Grown-Up Teeth

I spent a good deal of the last year in pain, stuck in bed, unable to move. I eventually had to relearn to do things that I used to take for granted. In all this, it occurred to me that I tend to focus on and talk an awful lot about myself. Sometimes I even go into interview mode when merely having a conversation with someone. It’s not pretty. So in an attempt to let you in on my thought process surrounding the songs of AAOM without having to vomit in your ear all day, I’ve devised a handful of ways to let others speak for me;

1. While working on this EP, five films kept coming up for me. They all seemed to be pointing in the same direction, saying something about what these songs are about at their core. The complete list is buried somewhere on my website. Feel free to go there and hunt them down and watch them.

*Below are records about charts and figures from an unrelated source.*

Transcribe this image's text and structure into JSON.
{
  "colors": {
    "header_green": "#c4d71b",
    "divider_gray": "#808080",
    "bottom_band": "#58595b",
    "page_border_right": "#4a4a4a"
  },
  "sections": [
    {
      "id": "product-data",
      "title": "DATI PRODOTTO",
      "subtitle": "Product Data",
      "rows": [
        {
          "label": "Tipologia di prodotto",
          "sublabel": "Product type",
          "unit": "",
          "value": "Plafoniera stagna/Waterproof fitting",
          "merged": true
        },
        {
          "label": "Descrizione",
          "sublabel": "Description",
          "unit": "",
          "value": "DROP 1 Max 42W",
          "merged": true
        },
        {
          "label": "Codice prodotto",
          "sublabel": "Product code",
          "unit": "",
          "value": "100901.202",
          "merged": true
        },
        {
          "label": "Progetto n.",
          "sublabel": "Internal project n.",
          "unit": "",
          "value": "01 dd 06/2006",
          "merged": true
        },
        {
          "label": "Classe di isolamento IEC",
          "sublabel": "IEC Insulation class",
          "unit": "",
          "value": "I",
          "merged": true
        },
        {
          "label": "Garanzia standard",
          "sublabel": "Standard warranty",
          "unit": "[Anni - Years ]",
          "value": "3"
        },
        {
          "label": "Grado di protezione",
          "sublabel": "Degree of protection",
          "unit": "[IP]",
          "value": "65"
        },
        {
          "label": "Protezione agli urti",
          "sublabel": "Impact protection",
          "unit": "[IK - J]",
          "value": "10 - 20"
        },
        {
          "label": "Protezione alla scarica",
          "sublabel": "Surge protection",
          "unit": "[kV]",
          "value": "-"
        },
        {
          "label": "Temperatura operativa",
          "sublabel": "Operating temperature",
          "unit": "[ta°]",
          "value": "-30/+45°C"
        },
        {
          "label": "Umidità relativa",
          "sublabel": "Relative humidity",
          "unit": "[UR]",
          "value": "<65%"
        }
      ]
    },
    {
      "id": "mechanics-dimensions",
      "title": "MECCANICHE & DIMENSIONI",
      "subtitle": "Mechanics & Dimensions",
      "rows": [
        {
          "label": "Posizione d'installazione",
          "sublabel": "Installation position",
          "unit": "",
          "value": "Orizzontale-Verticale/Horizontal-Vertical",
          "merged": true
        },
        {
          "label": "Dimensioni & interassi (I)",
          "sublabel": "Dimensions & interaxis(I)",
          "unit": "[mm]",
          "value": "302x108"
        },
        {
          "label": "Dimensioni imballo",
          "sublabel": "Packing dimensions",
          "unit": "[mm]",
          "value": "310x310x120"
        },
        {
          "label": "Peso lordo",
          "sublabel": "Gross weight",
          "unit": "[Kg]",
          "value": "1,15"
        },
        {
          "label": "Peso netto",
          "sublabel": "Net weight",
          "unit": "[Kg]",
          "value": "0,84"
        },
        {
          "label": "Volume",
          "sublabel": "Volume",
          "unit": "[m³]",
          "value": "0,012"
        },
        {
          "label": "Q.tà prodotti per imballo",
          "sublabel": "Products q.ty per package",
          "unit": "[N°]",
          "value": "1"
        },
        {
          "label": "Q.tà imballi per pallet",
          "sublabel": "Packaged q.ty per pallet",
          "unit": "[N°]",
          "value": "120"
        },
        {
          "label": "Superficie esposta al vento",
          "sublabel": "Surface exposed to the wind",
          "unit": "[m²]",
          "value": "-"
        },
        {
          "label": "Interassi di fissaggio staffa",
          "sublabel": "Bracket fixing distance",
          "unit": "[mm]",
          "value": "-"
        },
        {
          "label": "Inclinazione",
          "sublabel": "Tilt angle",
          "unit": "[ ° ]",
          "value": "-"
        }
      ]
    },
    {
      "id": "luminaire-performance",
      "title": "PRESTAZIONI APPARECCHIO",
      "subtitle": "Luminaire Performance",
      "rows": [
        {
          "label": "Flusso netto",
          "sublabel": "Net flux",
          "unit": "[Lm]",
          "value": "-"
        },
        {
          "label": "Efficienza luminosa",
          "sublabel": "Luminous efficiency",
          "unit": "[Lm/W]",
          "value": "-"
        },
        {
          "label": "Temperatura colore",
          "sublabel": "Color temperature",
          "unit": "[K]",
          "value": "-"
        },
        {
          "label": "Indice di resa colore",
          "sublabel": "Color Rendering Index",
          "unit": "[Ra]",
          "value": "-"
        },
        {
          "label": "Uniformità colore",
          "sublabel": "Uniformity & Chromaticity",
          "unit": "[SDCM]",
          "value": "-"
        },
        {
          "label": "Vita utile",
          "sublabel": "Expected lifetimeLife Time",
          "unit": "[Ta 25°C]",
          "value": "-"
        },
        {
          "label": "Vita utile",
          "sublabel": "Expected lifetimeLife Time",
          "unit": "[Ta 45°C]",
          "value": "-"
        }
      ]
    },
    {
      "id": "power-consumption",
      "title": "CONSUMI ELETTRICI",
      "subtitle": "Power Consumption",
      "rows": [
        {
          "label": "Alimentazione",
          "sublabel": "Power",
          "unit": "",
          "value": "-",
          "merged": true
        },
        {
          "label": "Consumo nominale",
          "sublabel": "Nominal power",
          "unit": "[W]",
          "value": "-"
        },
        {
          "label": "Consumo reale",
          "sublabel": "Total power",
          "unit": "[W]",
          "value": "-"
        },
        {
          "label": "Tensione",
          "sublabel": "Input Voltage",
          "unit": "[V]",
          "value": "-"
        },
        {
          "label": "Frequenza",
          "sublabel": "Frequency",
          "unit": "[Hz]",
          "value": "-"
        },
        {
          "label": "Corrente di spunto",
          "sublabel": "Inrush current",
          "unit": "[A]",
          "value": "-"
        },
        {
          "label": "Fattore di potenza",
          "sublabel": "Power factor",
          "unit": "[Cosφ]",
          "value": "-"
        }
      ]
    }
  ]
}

2. Inspiration comes from many sources. For me, it tends to start with other songs I dig. I cannot help but compare every song I write to other songs I think they sound like or remind me of. It’s a fucking curse. I’ve collected a handful of songs that contain within them the building blocks of what eventually became AAOM and put together a playlist (more on that in a bit). Could be anything from the sound of the guitars, to the words being said, the overall feeling of the music, or a cosmic connection I still can’t fully articulate. Sometimes it was obvious as I was writing, but more often than not it happened a year or so down the road.

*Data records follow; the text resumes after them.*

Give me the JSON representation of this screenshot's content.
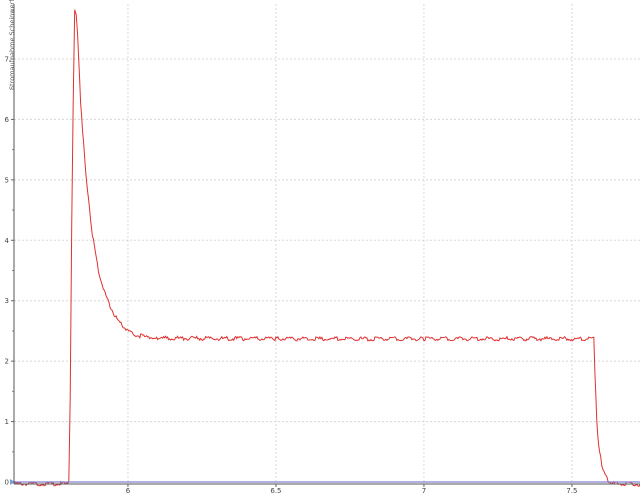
{
  "chart_data": {
    "type": "line",
    "title": "",
    "xlabel": "",
    "ylabel": "Stromaufnahme Scheinwerfer [A]",
    "xlim": [
      5.615,
      7.73
    ],
    "ylim": [
      -0.05,
      7.9
    ],
    "x_ticks": [
      "6",
      "6.5",
      "7",
      "7.5"
    ],
    "x_tick_values": [
      6,
      6.5,
      7,
      7.5
    ],
    "y_ticks": [
      "0",
      "1",
      "2",
      "3",
      "4",
      "5",
      "6",
      "7"
    ],
    "y_tick_values": [
      0,
      1,
      2,
      3,
      4,
      5,
      6,
      7
    ],
    "grid": true,
    "legend": "none",
    "series": [
      {
        "color": "#e03030",
        "x": [
          5.615,
          5.7,
          5.8,
          5.805,
          5.81,
          5.815,
          5.82,
          5.825,
          5.83,
          5.84,
          5.85,
          5.86,
          5.87,
          5.88,
          5.9,
          5.92,
          5.94,
          5.96,
          5.98,
          6.0,
          6.03,
          6.06,
          6.1,
          6.5,
          7.0,
          7.574,
          7.578,
          7.584,
          7.59,
          7.601,
          7.612,
          7.622,
          7.64,
          7.73
        ],
        "y": [
          -0.03,
          -0.03,
          -0.03,
          1.4,
          4.2,
          6.3,
          7.8,
          7.75,
          7.4,
          6.3,
          5.6,
          5.0,
          4.5,
          4.1,
          3.5,
          3.15,
          2.9,
          2.72,
          2.6,
          2.5,
          2.43,
          2.4,
          2.38,
          2.37,
          2.37,
          2.37,
          1.8,
          1.0,
          0.6,
          0.3,
          0.12,
          0.03,
          -0.02,
          -0.04
        ]
      },
      {
        "color": "#8080d0",
        "x": [
          5.615,
          7.73
        ],
        "y": [
          0,
          0
        ]
      }
    ]
  }
}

3. Books. After several attempts at college, I still have never completed a degree. So most of my learning has come from the books I ingest. And everything from the subject matter to the sound of the title has found its way into my work over the years. I make no secret of the fact that I borrowed the title of AAOM from Oliver Sacks’ fantastic book. I read it somewhere in the ’00s and the chapter on Temple Grandin really connected with me. As pertains to this particular collection of songs, however, the entirety of the book (not just that chapter) best represents the feeling of what I was trying to articulate. I highly suggest you read it.

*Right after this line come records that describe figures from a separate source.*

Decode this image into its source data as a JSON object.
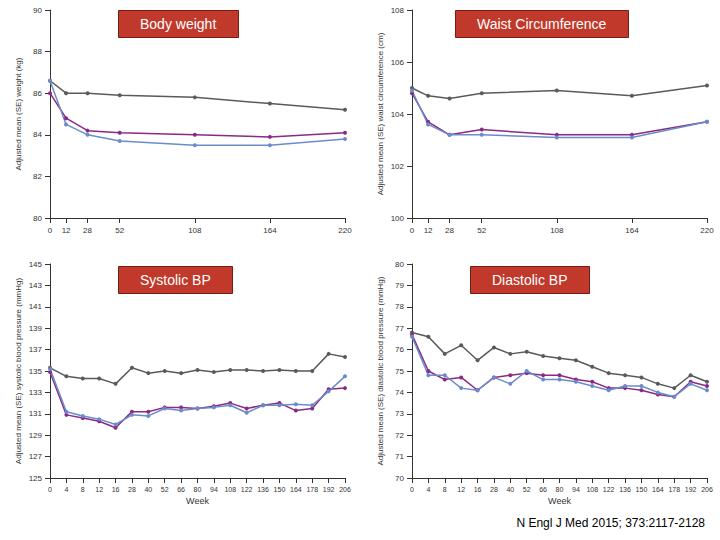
{
  "source": "N Engl J Med 2015; 373:2117-2128",
  "chart_data": [
    {
      "type": "line",
      "title": "Body weight",
      "y_label": "Adjusted mean (SE) weight (kg)",
      "x": [
        0,
        12,
        28,
        52,
        108,
        164,
        220
      ],
      "xlim": [
        0,
        220
      ],
      "xticks": [
        0,
        12,
        28,
        52,
        108,
        164,
        220
      ],
      "ylim": [
        80,
        90
      ],
      "yticks": [
        80,
        82,
        84,
        86,
        88,
        90
      ],
      "grid": false,
      "series": [
        {
          "color": "#5a5a5a",
          "marker": "circle",
          "values": [
            86.6,
            86.0,
            86.0,
            85.9,
            85.8,
            85.5,
            85.2
          ]
        },
        {
          "color": "#8b2a84",
          "marker": "circle",
          "values": [
            86.0,
            84.8,
            84.2,
            84.1,
            84.0,
            83.9,
            84.1
          ]
        },
        {
          "color": "#6b8ccc",
          "marker": "circle",
          "values": [
            86.6,
            84.5,
            84.0,
            83.7,
            83.5,
            83.5,
            83.8
          ]
        }
      ]
    },
    {
      "type": "line",
      "title": "Waist Circumference",
      "y_label": "Adjusted mean (SE) waist circumference (cm)",
      "x": [
        0,
        12,
        28,
        52,
        108,
        164,
        220
      ],
      "xlim": [
        0,
        220
      ],
      "xticks": [
        0,
        12,
        28,
        52,
        108,
        164,
        220
      ],
      "ylim": [
        100,
        108
      ],
      "yticks": [
        100,
        102,
        104,
        106,
        108
      ],
      "grid": false,
      "series": [
        {
          "color": "#5a5a5a",
          "marker": "circle",
          "values": [
            105.0,
            104.7,
            104.6,
            104.8,
            104.9,
            104.7,
            105.1
          ]
        },
        {
          "color": "#8b2a84",
          "marker": "circle",
          "values": [
            104.8,
            103.7,
            103.2,
            103.4,
            103.2,
            103.2,
            103.7
          ]
        },
        {
          "color": "#6b8ccc",
          "marker": "circle",
          "values": [
            104.9,
            103.6,
            103.2,
            103.2,
            103.1,
            103.1,
            103.7
          ]
        }
      ]
    },
    {
      "type": "line",
      "title": "Systolic BP",
      "y_label": "Adjusted mean (SE) systolic blood pressure (mmHg)",
      "x_label": "Week",
      "categories": [
        "0",
        "4",
        "8",
        "12",
        "16",
        "28",
        "40",
        "52",
        "66",
        "80",
        "94",
        "108",
        "122",
        "136",
        "150",
        "164",
        "178",
        "192",
        "206"
      ],
      "ylim": [
        125,
        145
      ],
      "yticks": [
        125,
        127,
        129,
        131,
        133,
        135,
        137,
        139,
        141,
        143,
        145
      ],
      "grid": false,
      "series": [
        {
          "color": "#5a5a5a",
          "marker": "circle",
          "values": [
            135.3,
            134.5,
            134.3,
            134.3,
            133.8,
            135.3,
            134.8,
            135.0,
            134.8,
            135.1,
            134.9,
            135.1,
            135.1,
            135.0,
            135.1,
            135.0,
            135.0,
            136.6,
            136.3
          ]
        },
        {
          "color": "#8b2a84",
          "marker": "circle",
          "values": [
            134.9,
            130.9,
            130.6,
            130.3,
            129.7,
            131.2,
            131.2,
            131.6,
            131.6,
            131.5,
            131.7,
            132.0,
            131.5,
            131.8,
            132.0,
            131.3,
            131.5,
            133.3,
            133.4
          ]
        },
        {
          "color": "#6b8ccc",
          "marker": "circle",
          "values": [
            135.2,
            131.2,
            130.8,
            130.5,
            130.0,
            130.9,
            130.8,
            131.5,
            131.3,
            131.5,
            131.6,
            131.8,
            131.1,
            131.8,
            131.8,
            131.9,
            131.8,
            133.1,
            134.5
          ]
        }
      ]
    },
    {
      "type": "line",
      "title": "Diastolic BP",
      "y_label": "Adjusted mean (SE) diastolic blood pressure (mmHg)",
      "x_label": "Week",
      "categories": [
        "0",
        "4",
        "8",
        "12",
        "16",
        "28",
        "40",
        "52",
        "66",
        "80",
        "94",
        "108",
        "122",
        "136",
        "150",
        "164",
        "178",
        "192",
        "206"
      ],
      "ylim": [
        70,
        80
      ],
      "yticks": [
        70,
        71,
        72,
        73,
        74,
        75,
        76,
        77,
        78,
        79,
        80
      ],
      "grid": false,
      "series": [
        {
          "color": "#5a5a5a",
          "marker": "circle",
          "values": [
            76.8,
            76.6,
            75.8,
            76.2,
            75.5,
            76.1,
            75.8,
            75.9,
            75.7,
            75.6,
            75.5,
            75.2,
            74.9,
            74.8,
            74.7,
            74.4,
            74.2,
            74.8,
            74.5
          ]
        },
        {
          "color": "#8b2a84",
          "marker": "circle",
          "values": [
            76.7,
            75.0,
            74.6,
            74.7,
            74.1,
            74.7,
            74.8,
            74.9,
            74.8,
            74.8,
            74.6,
            74.5,
            74.2,
            74.2,
            74.1,
            73.9,
            73.8,
            74.5,
            74.3
          ]
        },
        {
          "color": "#6b8ccc",
          "marker": "circle",
          "values": [
            76.6,
            74.8,
            74.8,
            74.2,
            74.1,
            74.7,
            74.4,
            75.0,
            74.6,
            74.6,
            74.5,
            74.3,
            74.1,
            74.3,
            74.3,
            74.0,
            73.8,
            74.4,
            74.1
          ]
        }
      ]
    }
  ]
}
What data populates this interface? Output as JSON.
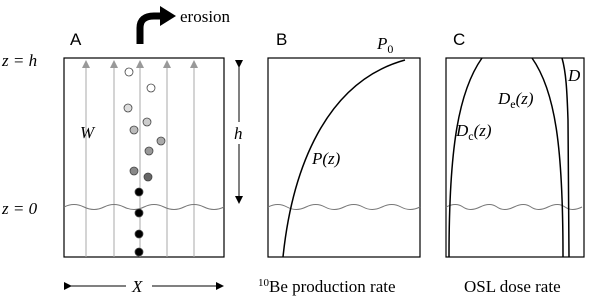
{
  "erosion": "erosion",
  "levels": {
    "top": "z = h",
    "bottom": "z = 0"
  },
  "panels": {
    "a": {
      "letter": "A",
      "width_label": "W",
      "height_label": "h",
      "x_label": "X"
    },
    "b": {
      "letter": "B",
      "surface_label": {
        "main": "P",
        "sub": "0"
      },
      "curve_label": "P(z)",
      "caption": {
        "sup": "10",
        "main": "Be production rate"
      }
    },
    "c": {
      "letter": "C",
      "external_label": {
        "main": "D",
        "sub": "e",
        "tail": "(z)"
      },
      "cosmic_label": {
        "main": "D",
        "sub": "c",
        "tail": "(z)"
      },
      "total_label": "D",
      "caption": "OSL dose rate"
    }
  }
}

This brings me to 4. How do I combine all these things together in one place? Kind of impossible. I’ve already started to pepper little bits of this and that all over the internet, by way of various mediums, for you to stumble upon and either ingest or ignore. And I intend to ramp it up as the EP’s release date draws closer. But for now, I figure a good place to start is a playlist. And this particular playlist includes songs from the films I mentioned above, as well as songs that inspired me (either literally or figuratively). It was an intuitive playlist, so very little analysis went into it. And yet a lot of time was spent putting it together in that particular order. I find that music from a film can instantly bring me right back to the moment or moments of the film they are associated with. And likewise, to the feelings and experiences, I associate with having while having watched said film. So in a way we all become one, the creators and the audience, our experiences connected through time and space, and instantly accessible. I find that to be a thing of beauty. I’m hoping this playlist acts as another piece of the giant jigsaw puzzle of it all. Or at the very least gets you closer to my experience of what it feels like to be human on planet earth.